Our preliminary results presented here only demonstrate the association of BRCA1 promoter methylation between tumors and normal breast tissues. Direct evidence shows that progression from BRCA1-methylated normal breast epithelial cells to BRCA1-methylated breast cancer needs to be investigated in future studies. The high methylation of 17βHSD-1 promoter in both normal and cancer breast tissues rules out the biological significance of this epigenetic modification in distinguishing normal and cancer tissues. Given the fact that breast tumors express high heterogeneity, one limitation in explaining this finding is the small sample size of our studied population. Suzuki et al. showed that 17βHSD-1 negative breast tissues are less differentiated; hence, they escape normal regulation of proliferation; thus, it is possible that the reduced expression of this enzyme via hypermethylation in normal tissue reflects an increased carcinogenic potential in normal breast tissues harboring a nearby cancer tumor [28]. In addition, based on the fact that the activity of both 17βHSD-2 and 17βHSD-1 controls the in situ level of breast estrogen, it is possible that 17βHSD-2 activity is dominating the control of estrogen level in the 17βHSD-1 hypermethylated tumors and it would be beneficial to evaluate the methylation status of this gene especially in breast cancer hypermethylated 17βHSD-1 tissues [46]. Furthermore, we found that methylation of 17βHSD-1 in both normal and cancer tissue specimens may direct the attentions towards saving those patients from the long term use of adjuvant antiestrogen therapies, for example, tamoxifen, especially in ER+. Increased understanding of the genetic/epigenetic abnormality in the pathogenesis of breast cancer is crucial and may provide a basis for detection and treatment. This study highlights the frequent promoter methylation of BRCA1 and its prognostic significance, irrespective of BRCA1 gene mutation in Egyptian patients with early-stage breast cancer.

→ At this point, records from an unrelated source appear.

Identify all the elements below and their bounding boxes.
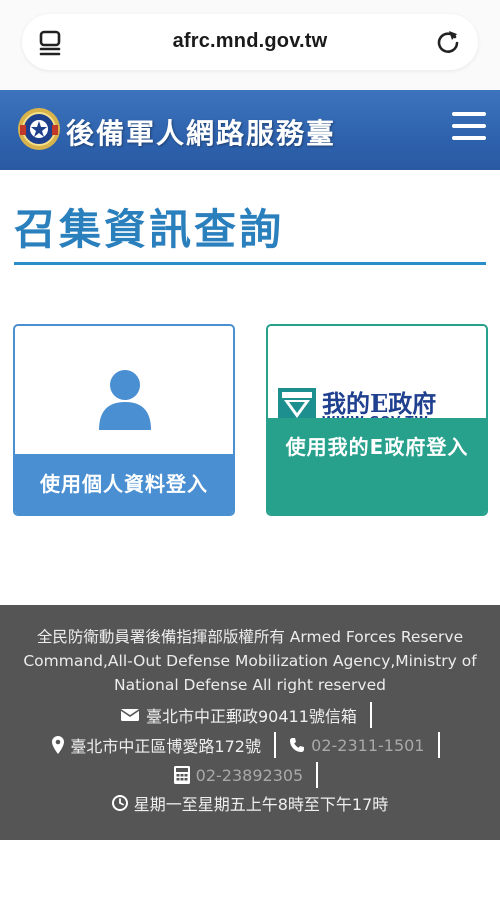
envelope-icon	[120, 709, 140, 721]
separator	[274, 732, 277, 758]
copyright-text: 全民防衛動員署後備指揮部版權所有 Armed Forces Reserve Co…	[23, 628, 477, 694]
clock-icon	[111, 795, 128, 811]
egov-login-card[interactable]: 我的E政府 WWW.GOV.TW 使用我的E政府登入	[266, 324, 488, 516]
personal-card-image	[15, 326, 233, 456]
emblem-logo[interactable]	[16, 106, 62, 152]
reload-icon[interactable]	[434, 28, 462, 56]
address-text: 臺北市中正區博愛路172號	[70, 737, 261, 756]
site-header: 後備軍人網路服務臺	[0, 90, 500, 170]
footer-hours-row: 星期一至星期五上午8時至下午17時	[0, 791, 500, 815]
title-divider	[14, 262, 486, 265]
hamburger-menu-button[interactable]	[452, 112, 488, 144]
browser-address-bar: afrc.mnd.gov.tw	[0, 0, 500, 90]
hamburger-menu-icon	[452, 112, 486, 116]
person-icon	[99, 370, 151, 430]
fax-icon	[173, 766, 190, 784]
fax-link[interactable]: 02-23892305	[196, 766, 304, 785]
hours-text: 星期一至星期五上午8時至下午17時	[133, 795, 389, 814]
personal-login-card[interactable]: 使用個人資料登入	[13, 324, 235, 516]
footer-mailbox-row: 臺北市中正郵政90411號信箱	[0, 702, 500, 728]
gov-logo-icon	[278, 388, 316, 422]
separator	[316, 762, 319, 788]
phone-icon	[290, 738, 305, 752]
separator	[370, 702, 372, 728]
egov-login-label[interactable]: 使用我的E政府登入	[268, 418, 486, 514]
site-title[interactable]: 後備軍人網路服務臺	[66, 112, 336, 152]
map-marker-icon	[52, 736, 65, 754]
mailbox-text: 臺北市中正郵政90411號信箱	[146, 707, 357, 726]
footer-fax-row: 02-23892305	[0, 762, 500, 788]
url-text[interactable]: afrc.mnd.gov.tw	[22, 30, 478, 53]
page-title: 召集資訊查詢	[14, 205, 285, 254]
phone-link[interactable]: 02-2311-1501	[311, 736, 424, 755]
personal-login-label[interactable]: 使用個人資料登入	[15, 454, 233, 514]
footer-address-row: 臺北市中正區博愛路172號 02-2311-1501	[0, 732, 500, 758]
separator	[437, 732, 440, 758]
url-field[interactable]: afrc.mnd.gov.tw	[22, 14, 478, 70]
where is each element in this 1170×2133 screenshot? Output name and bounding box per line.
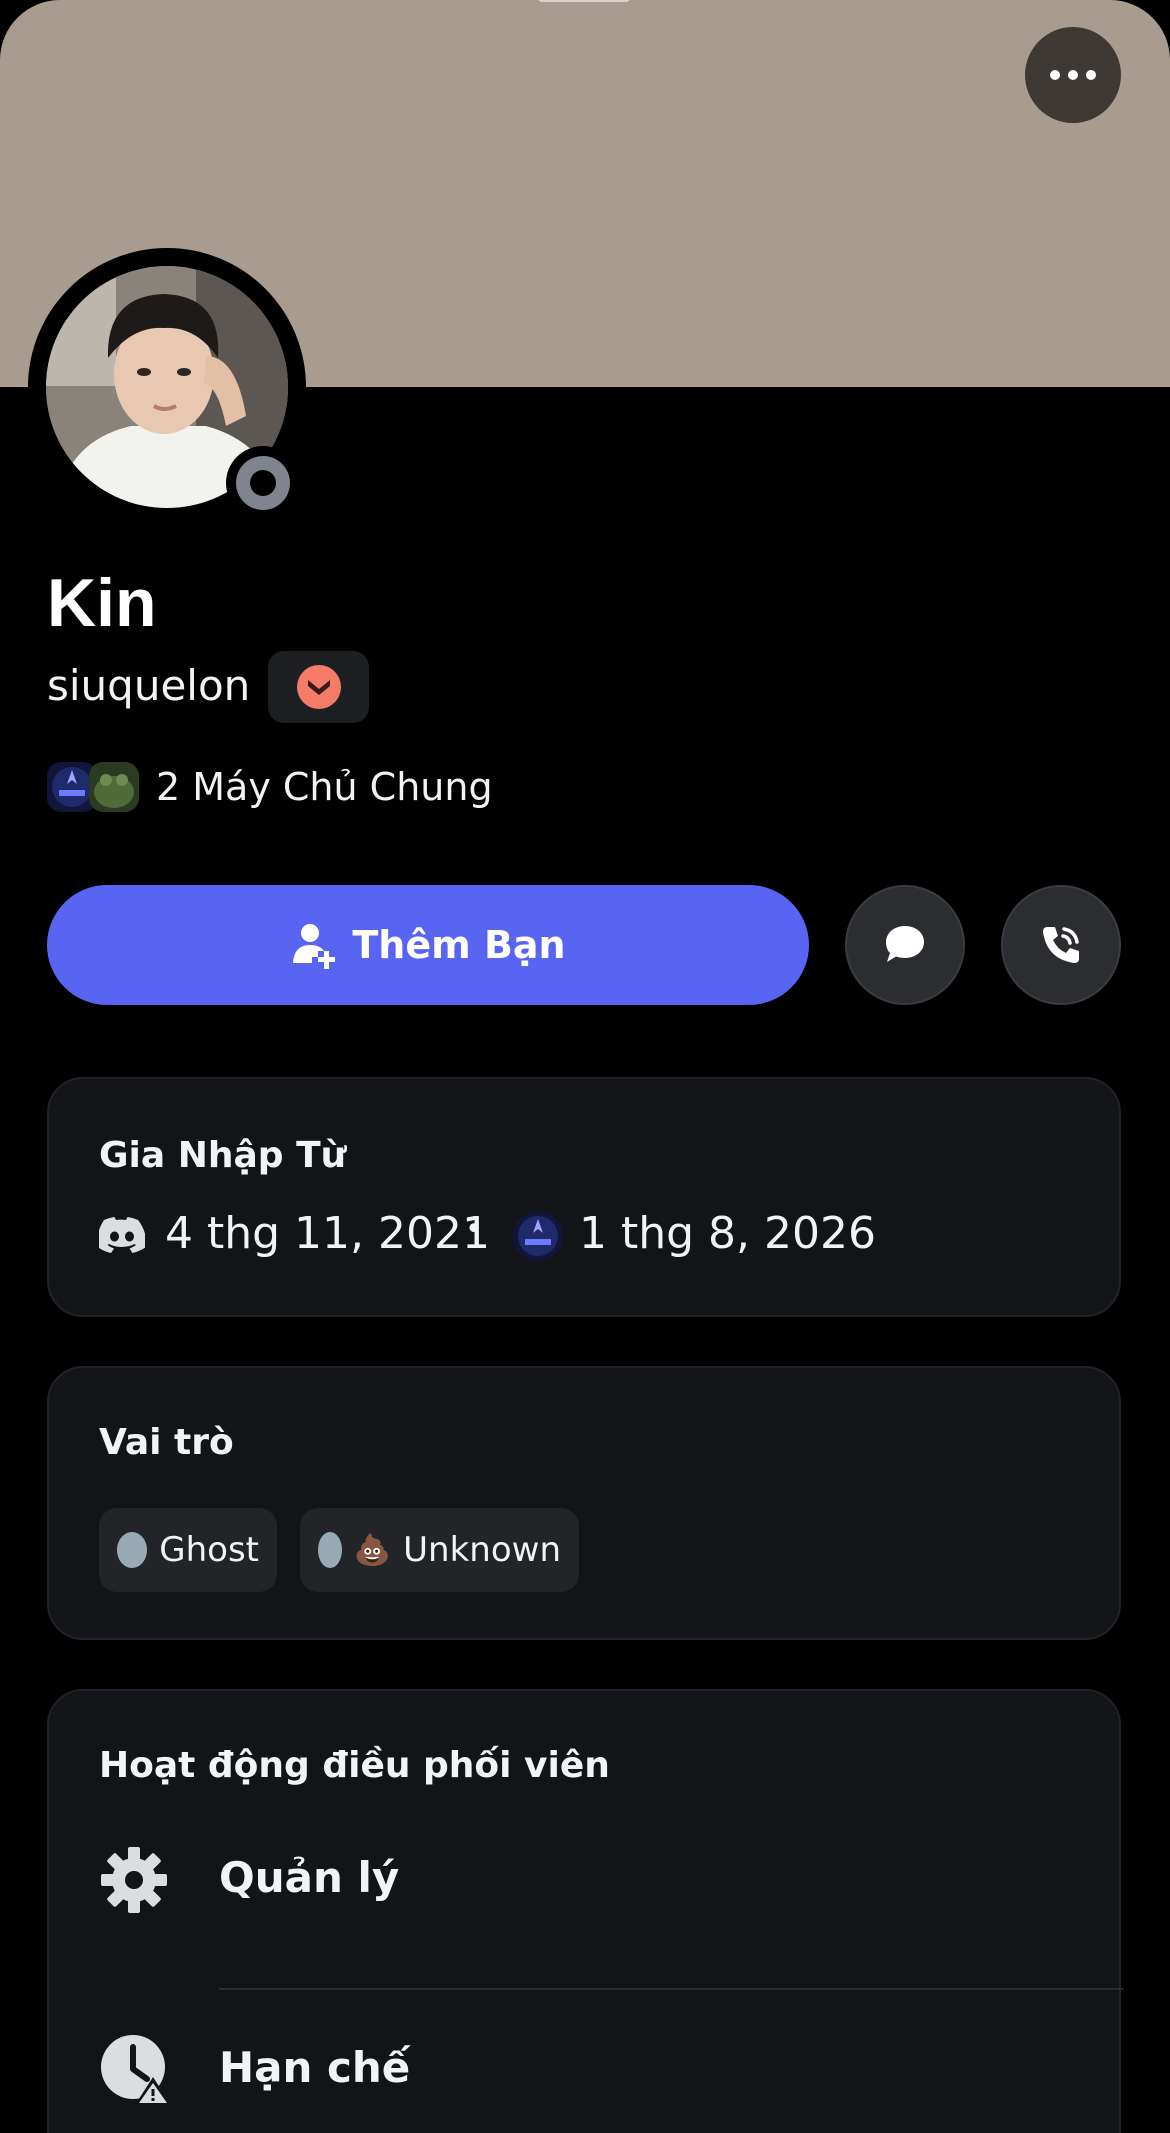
role-color-dot	[117, 1532, 148, 1568]
member-since-card: Gia Nhập Từ 4 thg 11, 2021 • 1 thg 8, 20…	[47, 1077, 1121, 1317]
moderator-activity-title: Hoạt động điều phối viên	[99, 1745, 610, 1786]
role-chip-unknown[interactable]: 💩 Unknown	[300, 1508, 579, 1592]
username[interactable]: siuquelon	[47, 660, 250, 712]
member-since-title: Gia Nhập Từ	[99, 1135, 347, 1176]
mod-row-label: Quản lý	[219, 1853, 400, 1902]
moderator-activity-card: Hoạt động điều phối viên Quản lý Hạn chế	[47, 1689, 1123, 2133]
more-options-button[interactable]	[1025, 27, 1121, 123]
chevron-badge-icon	[296, 665, 341, 709]
row-divider	[219, 1988, 1123, 1990]
gear-icon	[101, 1847, 167, 1913]
roles-card: Vai trò Ghost 💩 Unknown	[47, 1366, 1121, 1640]
roles-title: Vai trò	[99, 1422, 234, 1463]
offline-status-icon	[236, 456, 290, 510]
profile-sheet: Kin siuquelon 2 Máy Chủ Chung Thêm Bạn G…	[0, 0, 1170, 2133]
phone-call-icon	[1043, 927, 1079, 963]
message-button[interactable]	[845, 885, 965, 1005]
display-name: Kin	[47, 565, 157, 641]
hypesquad-badge[interactable]	[268, 651, 369, 723]
add-friend-button[interactable]: Thêm Bạn	[47, 885, 809, 1005]
timeout-clock-icon	[101, 2035, 171, 2105]
add-friend-label: Thêm Bạn	[352, 923, 566, 967]
mutual-servers-link[interactable]: 2 Máy Chủ Chung	[156, 762, 493, 812]
role-chip-ghost[interactable]: Ghost	[99, 1508, 277, 1592]
date-separator: •	[465, 1212, 483, 1247]
role-label: Unknown	[403, 1530, 561, 1570]
server-icon-shadow-small	[513, 1211, 563, 1261]
add-friend-icon	[293, 924, 336, 969]
discord-join-date: 4 thg 11, 2021	[165, 1208, 490, 1259]
discord-logo-icon	[99, 1217, 145, 1253]
role-label: Ghost	[159, 1530, 259, 1570]
more-dots-icon	[1050, 70, 1060, 80]
role-emoji: 💩	[353, 1532, 392, 1568]
server-join-date: 1 thg 8, 2026	[579, 1208, 876, 1259]
mod-row-label: Hạn chế	[219, 2043, 411, 2092]
mod-row-manage[interactable]: Quản lý	[49, 1821, 1123, 1941]
chat-bubble-icon	[886, 926, 924, 962]
sheet-grabber[interactable]	[538, 0, 630, 2]
role-color-dot	[318, 1532, 342, 1568]
server-icon-frog	[89, 762, 139, 812]
mod-row-timeout[interactable]: Hạn chế	[49, 2011, 1123, 2131]
voice-call-button[interactable]	[1001, 885, 1121, 1005]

In conclusion, we showed that a significant proportion of patients with BRCA1-methylated tumors harbored BRCA1 promoter methylation in normal breast tissues and that 17βHSD-1 methylation was observed in the normal tissues of the 17βHSD-1 promoter methylation status of the tumors. This suggests a possibility that a small proportion of the epithelial cells with BRCA1 promoter methylation can be precursor cells from which BRCA1-methylated breast tumors originate. Although our preliminary results presented here need to be validated by future studies, they may provide further insight into the different roles of promoter methylation of these genes in breast carcinogenesis.

Acknowledgments

The authors are indebted to the participants for their utmost cooperation.

Competing Interests

The authors declare that they have no competing interests.